Tom Burns Marañón explicó hace tres años la utilidad de la monarquía. El Rey sirve, dice, para «animar a los políticos a gobernar con sensatez y advertirles cuando se equivocan». También sirve para «enderezar a los pusilánimes y fustigar a los rebeldes». Supongo que Felipe VI será quien sepa si, por ejemplo, la nueva ley de educación es sensata o si Sánchez se equivoca. También habrá de ser él quien decida si Marlaska es un pusilánime al que hay que enderezar o un rebelde que debe ser fustigado. Quién necesita elecciones si ya hay una persona no elegida y bendecida por el plebiscito de los siglos que sabe cuándo se equivocan y aciertan «los políticos» y que sabe a quién hay que fustigar y a quién enderezar (en el sentido actual, no en el de Quevedo). Es evidentemente reaccionario pretender que aquellos a quienes se elige son una masa desnortada y necesitada de una figura no elegida superior y por encima de la democracia. Claro que no es lo más reaccionario que se me ocurre. Sería peor que esa figura superior, en vez de un rey, fuera un arzobispo.
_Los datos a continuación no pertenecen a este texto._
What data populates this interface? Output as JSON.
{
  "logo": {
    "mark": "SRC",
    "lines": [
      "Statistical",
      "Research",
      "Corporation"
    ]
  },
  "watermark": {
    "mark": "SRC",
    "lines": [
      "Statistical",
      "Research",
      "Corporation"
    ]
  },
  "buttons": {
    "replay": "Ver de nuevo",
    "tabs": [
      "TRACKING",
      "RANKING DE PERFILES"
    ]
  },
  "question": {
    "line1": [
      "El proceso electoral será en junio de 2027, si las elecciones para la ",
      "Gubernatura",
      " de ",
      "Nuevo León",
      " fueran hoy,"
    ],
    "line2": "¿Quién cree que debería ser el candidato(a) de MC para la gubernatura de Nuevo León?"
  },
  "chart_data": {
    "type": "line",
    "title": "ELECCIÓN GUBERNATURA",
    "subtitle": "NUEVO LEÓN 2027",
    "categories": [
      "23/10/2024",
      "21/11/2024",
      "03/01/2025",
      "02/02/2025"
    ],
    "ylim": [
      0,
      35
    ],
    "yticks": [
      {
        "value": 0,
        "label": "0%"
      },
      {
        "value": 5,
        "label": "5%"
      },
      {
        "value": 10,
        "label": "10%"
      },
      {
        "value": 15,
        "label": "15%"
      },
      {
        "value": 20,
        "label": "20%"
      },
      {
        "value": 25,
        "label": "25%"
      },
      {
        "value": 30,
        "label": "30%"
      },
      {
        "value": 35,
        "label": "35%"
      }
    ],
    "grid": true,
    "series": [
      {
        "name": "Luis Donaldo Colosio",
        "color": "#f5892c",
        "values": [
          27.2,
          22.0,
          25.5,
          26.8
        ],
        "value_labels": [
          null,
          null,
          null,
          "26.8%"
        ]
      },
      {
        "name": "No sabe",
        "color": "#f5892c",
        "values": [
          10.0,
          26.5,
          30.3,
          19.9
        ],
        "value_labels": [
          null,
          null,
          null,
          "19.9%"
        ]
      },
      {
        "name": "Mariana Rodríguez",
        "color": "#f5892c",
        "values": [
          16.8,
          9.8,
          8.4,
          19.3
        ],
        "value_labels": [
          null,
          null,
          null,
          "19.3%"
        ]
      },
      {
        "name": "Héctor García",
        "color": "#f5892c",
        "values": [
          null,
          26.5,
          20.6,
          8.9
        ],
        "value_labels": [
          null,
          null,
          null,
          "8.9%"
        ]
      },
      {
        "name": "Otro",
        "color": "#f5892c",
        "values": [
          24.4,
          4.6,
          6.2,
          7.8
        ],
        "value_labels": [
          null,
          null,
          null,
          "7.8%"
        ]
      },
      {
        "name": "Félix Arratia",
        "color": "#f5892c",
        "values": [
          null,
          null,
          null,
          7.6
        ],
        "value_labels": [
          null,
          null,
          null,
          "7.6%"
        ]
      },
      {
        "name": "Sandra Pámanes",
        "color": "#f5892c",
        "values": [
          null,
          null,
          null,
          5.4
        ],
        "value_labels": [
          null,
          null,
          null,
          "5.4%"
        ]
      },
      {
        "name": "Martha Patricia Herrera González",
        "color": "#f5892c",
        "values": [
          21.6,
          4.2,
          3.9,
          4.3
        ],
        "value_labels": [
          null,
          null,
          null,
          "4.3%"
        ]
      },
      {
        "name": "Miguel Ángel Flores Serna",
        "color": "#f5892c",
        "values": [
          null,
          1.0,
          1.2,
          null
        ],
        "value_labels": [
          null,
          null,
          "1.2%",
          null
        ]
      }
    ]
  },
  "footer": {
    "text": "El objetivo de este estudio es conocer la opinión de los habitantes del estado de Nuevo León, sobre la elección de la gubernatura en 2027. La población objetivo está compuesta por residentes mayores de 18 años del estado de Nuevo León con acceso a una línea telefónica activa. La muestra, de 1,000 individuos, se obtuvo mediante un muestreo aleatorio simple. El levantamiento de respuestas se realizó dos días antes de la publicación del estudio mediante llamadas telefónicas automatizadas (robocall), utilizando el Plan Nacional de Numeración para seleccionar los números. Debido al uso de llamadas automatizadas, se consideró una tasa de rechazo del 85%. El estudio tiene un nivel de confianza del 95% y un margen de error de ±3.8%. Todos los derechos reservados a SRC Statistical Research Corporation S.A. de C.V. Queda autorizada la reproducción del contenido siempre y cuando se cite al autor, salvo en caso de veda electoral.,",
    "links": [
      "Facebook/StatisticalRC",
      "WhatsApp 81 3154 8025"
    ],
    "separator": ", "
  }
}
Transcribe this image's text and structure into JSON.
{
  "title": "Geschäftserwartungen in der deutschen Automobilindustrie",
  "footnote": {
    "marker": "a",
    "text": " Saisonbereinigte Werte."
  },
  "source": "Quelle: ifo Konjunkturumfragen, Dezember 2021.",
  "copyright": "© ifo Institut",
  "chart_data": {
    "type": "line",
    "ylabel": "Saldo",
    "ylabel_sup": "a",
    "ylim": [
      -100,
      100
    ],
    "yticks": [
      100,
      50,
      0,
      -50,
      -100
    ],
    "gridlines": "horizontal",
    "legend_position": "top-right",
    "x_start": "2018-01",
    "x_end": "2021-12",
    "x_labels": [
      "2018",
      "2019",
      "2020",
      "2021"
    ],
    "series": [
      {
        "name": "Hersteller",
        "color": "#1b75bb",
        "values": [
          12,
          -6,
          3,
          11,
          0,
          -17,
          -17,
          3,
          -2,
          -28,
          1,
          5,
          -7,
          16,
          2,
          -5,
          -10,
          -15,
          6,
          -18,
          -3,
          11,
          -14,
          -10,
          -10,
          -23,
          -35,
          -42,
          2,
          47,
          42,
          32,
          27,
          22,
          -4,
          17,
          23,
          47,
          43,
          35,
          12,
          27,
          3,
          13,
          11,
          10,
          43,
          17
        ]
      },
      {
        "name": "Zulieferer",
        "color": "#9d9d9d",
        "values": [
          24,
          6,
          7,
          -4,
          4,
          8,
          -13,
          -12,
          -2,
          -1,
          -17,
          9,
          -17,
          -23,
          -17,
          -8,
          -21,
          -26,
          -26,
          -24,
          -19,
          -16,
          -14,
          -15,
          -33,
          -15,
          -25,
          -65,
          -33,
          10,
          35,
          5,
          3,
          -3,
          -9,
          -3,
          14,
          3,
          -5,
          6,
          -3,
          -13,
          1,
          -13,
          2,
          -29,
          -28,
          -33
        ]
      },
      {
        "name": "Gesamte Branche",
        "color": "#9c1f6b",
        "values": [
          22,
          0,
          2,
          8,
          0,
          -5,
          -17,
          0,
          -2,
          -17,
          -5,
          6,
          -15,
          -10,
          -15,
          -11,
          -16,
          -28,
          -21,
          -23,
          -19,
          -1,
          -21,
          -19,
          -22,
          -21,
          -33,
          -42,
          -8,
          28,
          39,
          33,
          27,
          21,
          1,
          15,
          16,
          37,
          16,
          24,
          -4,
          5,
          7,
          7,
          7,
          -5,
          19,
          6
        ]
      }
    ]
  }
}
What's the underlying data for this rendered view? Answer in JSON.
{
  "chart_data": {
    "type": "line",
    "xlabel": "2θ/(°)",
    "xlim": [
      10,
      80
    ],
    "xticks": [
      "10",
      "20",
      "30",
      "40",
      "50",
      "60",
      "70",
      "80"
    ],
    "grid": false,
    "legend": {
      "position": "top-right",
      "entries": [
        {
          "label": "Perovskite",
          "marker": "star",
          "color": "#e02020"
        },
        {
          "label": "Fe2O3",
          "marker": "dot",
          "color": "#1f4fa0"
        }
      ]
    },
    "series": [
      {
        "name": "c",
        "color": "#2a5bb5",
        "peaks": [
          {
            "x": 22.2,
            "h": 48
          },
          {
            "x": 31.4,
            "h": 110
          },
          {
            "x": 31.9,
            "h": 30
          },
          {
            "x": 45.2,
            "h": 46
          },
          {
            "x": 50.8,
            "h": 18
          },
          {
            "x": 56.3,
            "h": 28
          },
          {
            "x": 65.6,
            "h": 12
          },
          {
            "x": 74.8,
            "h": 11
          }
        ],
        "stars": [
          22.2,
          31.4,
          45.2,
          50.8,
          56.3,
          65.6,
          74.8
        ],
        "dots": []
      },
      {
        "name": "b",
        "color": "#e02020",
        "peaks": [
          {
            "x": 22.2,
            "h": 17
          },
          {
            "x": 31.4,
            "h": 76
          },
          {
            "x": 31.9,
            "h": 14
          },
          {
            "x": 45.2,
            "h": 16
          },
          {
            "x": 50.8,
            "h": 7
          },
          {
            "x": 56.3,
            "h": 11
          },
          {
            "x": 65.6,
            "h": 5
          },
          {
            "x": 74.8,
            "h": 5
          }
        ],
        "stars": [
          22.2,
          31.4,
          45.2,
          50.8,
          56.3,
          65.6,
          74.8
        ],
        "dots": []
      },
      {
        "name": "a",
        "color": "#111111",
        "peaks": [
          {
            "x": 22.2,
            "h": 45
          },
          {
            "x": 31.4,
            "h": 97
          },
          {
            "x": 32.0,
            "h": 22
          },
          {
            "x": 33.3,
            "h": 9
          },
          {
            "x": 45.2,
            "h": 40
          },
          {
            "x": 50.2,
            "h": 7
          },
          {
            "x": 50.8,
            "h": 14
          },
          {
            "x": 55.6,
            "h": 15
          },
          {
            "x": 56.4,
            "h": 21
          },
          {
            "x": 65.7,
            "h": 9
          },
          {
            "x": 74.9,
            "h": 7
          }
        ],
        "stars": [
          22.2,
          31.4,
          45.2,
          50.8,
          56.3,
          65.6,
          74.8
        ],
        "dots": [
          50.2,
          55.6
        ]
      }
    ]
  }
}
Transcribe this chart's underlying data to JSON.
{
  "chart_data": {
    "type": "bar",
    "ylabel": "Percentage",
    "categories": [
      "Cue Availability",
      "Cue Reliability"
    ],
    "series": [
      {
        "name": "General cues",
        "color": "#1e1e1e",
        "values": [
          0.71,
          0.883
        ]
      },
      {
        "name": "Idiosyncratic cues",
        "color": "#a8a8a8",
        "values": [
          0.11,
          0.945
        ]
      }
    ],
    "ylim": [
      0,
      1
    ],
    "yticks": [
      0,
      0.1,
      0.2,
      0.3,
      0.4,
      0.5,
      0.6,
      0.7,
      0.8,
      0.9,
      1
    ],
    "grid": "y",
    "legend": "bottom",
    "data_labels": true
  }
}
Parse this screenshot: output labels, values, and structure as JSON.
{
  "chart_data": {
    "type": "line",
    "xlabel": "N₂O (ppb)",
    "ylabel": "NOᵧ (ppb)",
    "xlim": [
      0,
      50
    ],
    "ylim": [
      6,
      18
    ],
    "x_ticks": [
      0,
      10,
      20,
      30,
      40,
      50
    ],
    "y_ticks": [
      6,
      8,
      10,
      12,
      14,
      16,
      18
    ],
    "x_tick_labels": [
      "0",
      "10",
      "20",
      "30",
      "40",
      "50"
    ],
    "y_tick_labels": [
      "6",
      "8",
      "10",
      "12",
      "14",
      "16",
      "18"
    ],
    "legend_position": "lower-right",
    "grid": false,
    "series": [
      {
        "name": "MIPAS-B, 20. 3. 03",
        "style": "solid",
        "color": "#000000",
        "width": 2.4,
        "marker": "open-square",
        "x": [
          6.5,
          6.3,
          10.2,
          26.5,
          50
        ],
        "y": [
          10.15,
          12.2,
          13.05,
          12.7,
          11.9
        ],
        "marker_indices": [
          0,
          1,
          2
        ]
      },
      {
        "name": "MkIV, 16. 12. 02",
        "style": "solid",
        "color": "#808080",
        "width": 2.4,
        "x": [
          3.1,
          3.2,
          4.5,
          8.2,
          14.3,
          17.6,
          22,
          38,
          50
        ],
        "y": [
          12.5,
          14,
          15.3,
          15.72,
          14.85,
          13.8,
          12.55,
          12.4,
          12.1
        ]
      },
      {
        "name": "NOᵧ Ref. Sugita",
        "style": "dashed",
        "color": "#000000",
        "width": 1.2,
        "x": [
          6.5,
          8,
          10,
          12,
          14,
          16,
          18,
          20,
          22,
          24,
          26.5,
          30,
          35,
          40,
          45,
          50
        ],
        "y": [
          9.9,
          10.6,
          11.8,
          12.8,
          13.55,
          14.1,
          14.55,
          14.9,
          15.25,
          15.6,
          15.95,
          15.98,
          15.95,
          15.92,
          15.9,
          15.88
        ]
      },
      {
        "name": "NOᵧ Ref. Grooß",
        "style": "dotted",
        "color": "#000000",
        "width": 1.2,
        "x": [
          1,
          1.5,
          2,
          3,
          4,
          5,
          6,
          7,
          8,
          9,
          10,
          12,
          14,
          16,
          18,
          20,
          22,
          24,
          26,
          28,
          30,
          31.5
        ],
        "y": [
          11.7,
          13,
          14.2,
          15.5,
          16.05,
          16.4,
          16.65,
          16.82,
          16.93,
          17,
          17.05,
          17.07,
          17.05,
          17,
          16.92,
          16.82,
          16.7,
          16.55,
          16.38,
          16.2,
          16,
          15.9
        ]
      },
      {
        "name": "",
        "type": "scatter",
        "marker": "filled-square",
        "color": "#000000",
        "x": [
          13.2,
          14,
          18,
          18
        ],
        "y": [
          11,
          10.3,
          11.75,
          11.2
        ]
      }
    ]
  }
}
Asturias y la inteligencia sufren cada 8 de septiembre el pecado original del Día de Asturias. No todo es culpa del arzobispo. Algunas fechas tienen un carácter religioso tan afincado que solo pueden ser fechas religiosas. Si en 1984 se hubiera dispuesto que el Día de Asturias fuera el Viernes Santo o el día de Navidad, el día de la Comunidad no podría ser más que religioso. Y quien dice el Viernes Santo dice el día de la Santina. Todos los enredos entre religión y política llevan materiales contrarios a la democracia, sean leyes asociadas a cultos, censuras impuestas por jerarquías eclesiales, objeciones de conciencia siempre basadas en credos religiosos o comités estatales que consideran éticamente conflictivo cualquier tema sobre el que la Iglesia tenga doctrina. Si además se escenifica al Gobierno subordinado a la Iglesia en un momento solemne de fuerte atención colectiva, estamos ante un anacronismo reaccionario. La TPA debería transmitir la misa de Covadonga en blanco y negro.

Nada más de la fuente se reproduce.